Nella medesima analisi si ipotizza la possibilità di equiparare Bitcoin, Ethereum e altre crypto come beni immateriali o come strumenti finanziari, in ogni caso utili ad aggiungere valore all’attuale opinabile approccio.
Per il momento non resta che attenersi alle indicazioni fornite ed a cui tutti gli investitori potranno allinearsi:
le cessioni a pronti di valuta virtuale non danno origine a redditi imponibili mancando la finalità speculativa, salvo generare un reddito diverso qualora la valuta ceduta derivi da prelievi da portafogli elettronici (wallet), per i quali la giacenza media superi un controvalore di euro 51.645,69 per almeno sette giorni lavorativi continui nel periodo d’imposta, ai sensi dell’articolo 67, comma 1, lettera c-ter), del testo unico delle imposte sui redditi approvato con D.P.R. 22 dicembre 1986, n. 917 (TUIR), e del comma 1-ter del medesimo articolo.

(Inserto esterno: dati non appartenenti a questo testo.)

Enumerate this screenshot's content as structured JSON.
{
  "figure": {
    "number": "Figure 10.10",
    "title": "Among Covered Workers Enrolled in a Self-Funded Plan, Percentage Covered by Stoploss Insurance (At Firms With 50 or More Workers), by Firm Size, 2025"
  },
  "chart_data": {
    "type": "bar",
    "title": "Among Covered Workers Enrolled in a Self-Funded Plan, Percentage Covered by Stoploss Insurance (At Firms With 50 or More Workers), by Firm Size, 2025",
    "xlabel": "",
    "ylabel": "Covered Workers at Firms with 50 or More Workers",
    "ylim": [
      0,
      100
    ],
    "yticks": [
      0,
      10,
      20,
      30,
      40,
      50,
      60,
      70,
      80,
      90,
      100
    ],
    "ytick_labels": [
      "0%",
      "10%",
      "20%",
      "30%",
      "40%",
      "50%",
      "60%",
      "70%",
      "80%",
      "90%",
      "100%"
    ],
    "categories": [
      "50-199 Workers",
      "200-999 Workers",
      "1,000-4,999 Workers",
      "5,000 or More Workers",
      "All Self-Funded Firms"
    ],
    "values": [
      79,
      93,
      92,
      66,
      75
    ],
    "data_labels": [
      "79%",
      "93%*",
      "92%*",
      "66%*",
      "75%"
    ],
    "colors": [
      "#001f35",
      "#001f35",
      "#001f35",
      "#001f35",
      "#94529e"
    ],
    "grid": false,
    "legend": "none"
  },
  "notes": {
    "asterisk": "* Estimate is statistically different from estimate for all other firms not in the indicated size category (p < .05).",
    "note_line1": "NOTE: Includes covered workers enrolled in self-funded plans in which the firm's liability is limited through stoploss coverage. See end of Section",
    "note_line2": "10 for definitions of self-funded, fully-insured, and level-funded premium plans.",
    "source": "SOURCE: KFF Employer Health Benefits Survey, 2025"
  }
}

Per il resto “è auspicabile che in sede di controllo e accertamento l’Agenzia delle Entrate si astenga dall’applicare sanzioni laddove adotti un’interpretazione difforme da quella prescelta dal contribuente“. Ad essere in difetto in questo caso non è il contribuente, ma una tardiva capacità interpretativa del Fisco di fronte ad un tema tanto nuovo quanto rapido nella sua evoluzione e quindi per propria natura sfuggevole rispetto agli architravi della giurisprudenza tributaria nazionale. Giulia Boletto, per Altalex, già nel recente passavo ammoniva dai rischi di interpretazioni evolutive in questa bolla di deregulation de facto:
Benché in Italia l’ADE, in sede di interpello, le abbia equiparate a valute estere, le caratteristiche intrinseche delle criptovalute rendono impossibile un rigido inquadramento in categorie giuridiche già esistenti e suggerisce, viceversa, di analizzare caso per caso il trattamento fiscale più appropriato e coerente con il loro utilizzo e detenzione.
Chiunque detenga un wallet, insomma, dovrà portare avanti le necessarie verifiche, soprattutto in virtù della dimensione del wallet stesso e degli usi che se ne stanno facendo. La deregulation può essere comoda, ma non sempre offre le necessarie garanzie.